Il gratin di patate ha questa strana reputazione di essere un piatto della domenica un po’ noioso — pesante, grasso, stomachevole. La realtà? È uno dei piatti più onesti che esistano. Formaggio, patate, una salsa che si fa in dieci minuti. E il forno fa il resto.

Ingredienti :
- Patate — Yukon Gold o Charlotte, non altro. Le patate farinose tipo bintje tendono a disintegrarsi e a bere tutta la salsa. Le Yukon Gold rimangono sode, tengono la fetta e la loro polpa leggermente burrosa si sposa perfettamente con il formaggio. Non c’è bisogno di sbucciarle se sono ben lavate.
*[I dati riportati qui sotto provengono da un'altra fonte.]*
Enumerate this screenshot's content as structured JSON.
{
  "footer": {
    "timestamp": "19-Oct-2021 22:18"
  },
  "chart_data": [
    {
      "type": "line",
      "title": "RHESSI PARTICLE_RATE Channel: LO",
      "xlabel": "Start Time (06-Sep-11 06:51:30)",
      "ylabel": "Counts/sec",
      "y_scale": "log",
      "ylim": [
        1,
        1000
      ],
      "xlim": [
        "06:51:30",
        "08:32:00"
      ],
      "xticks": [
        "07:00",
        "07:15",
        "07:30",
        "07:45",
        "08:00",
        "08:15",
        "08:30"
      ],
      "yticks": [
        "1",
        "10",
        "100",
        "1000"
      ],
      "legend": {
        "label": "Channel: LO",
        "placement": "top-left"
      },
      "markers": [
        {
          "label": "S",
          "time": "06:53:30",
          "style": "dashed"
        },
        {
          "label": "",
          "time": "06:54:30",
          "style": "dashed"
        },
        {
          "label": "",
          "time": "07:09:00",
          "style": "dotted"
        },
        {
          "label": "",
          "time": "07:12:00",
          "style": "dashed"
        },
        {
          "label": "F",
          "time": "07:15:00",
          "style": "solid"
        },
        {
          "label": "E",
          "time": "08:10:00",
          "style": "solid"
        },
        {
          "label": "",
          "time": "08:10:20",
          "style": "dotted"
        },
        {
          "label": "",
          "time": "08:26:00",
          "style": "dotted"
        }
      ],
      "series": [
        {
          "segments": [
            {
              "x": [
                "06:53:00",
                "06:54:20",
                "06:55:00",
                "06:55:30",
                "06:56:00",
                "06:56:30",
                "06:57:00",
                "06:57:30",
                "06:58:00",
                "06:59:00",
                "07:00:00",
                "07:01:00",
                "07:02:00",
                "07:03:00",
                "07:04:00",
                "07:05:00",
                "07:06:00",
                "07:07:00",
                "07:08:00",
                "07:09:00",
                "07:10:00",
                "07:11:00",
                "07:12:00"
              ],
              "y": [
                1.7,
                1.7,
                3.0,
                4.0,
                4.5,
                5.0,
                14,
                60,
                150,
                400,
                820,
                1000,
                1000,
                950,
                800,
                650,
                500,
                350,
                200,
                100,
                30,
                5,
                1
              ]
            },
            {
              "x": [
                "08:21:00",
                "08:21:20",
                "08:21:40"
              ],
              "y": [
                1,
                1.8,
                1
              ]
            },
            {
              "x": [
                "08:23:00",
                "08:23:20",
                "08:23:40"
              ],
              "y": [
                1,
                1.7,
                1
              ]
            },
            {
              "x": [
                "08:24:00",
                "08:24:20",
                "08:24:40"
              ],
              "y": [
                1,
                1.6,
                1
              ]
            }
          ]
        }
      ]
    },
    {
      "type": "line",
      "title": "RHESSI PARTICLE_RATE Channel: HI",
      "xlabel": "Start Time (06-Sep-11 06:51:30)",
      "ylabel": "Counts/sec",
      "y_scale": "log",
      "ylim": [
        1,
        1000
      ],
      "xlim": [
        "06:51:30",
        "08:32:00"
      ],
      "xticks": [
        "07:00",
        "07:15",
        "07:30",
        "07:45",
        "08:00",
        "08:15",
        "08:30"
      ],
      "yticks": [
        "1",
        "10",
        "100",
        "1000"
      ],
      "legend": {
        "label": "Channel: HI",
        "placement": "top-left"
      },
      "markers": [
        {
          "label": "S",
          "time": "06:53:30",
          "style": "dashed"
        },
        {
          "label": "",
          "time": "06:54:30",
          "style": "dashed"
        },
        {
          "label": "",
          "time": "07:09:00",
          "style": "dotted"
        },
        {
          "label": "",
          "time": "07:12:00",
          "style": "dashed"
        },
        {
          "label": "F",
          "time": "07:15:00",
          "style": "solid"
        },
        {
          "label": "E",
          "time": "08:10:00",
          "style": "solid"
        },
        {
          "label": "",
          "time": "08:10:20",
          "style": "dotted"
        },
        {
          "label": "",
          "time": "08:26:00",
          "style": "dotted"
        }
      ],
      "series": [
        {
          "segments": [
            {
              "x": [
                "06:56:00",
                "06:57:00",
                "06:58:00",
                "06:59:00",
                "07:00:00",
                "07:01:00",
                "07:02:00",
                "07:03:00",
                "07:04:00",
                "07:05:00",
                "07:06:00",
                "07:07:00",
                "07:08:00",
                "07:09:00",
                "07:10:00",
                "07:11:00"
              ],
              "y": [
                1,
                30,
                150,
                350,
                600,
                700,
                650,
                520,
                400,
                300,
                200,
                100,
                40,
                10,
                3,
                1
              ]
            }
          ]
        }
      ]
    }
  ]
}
- Gruyère — Prendilo in blocco e grattugialo tu. Il gruyère grattugiato in busta è spesso trattato con amido per evitare i grumi — questo impedisce la fusione e dà una consistenza granulosa. Un buon gruyère di grotta, minimo 6 mesi di stagionatura, fonde in un nastro setoso e profumato.
- Cheddar — Extra-mature se puoi. Un cheddar giovane è troppo dolce per portare qualcosa qui. Ci vuole quel piccolo gusto acidulo, quasi pungente, che contrasta con la dolcezza della besciamella e rende il formaggio più presente.
- Senape in polvere — L’ingrediente di cui nessuno capisce l’utilità finché non lo omette. Non dà un sapore di senape — amplifica il formaggio, gli dà più presenza. Ne basta mezzo cucchiaino. Se non ne hai, un cucchiaino di senape di Digione aggiunta fuori dal fuoco funziona benissimo.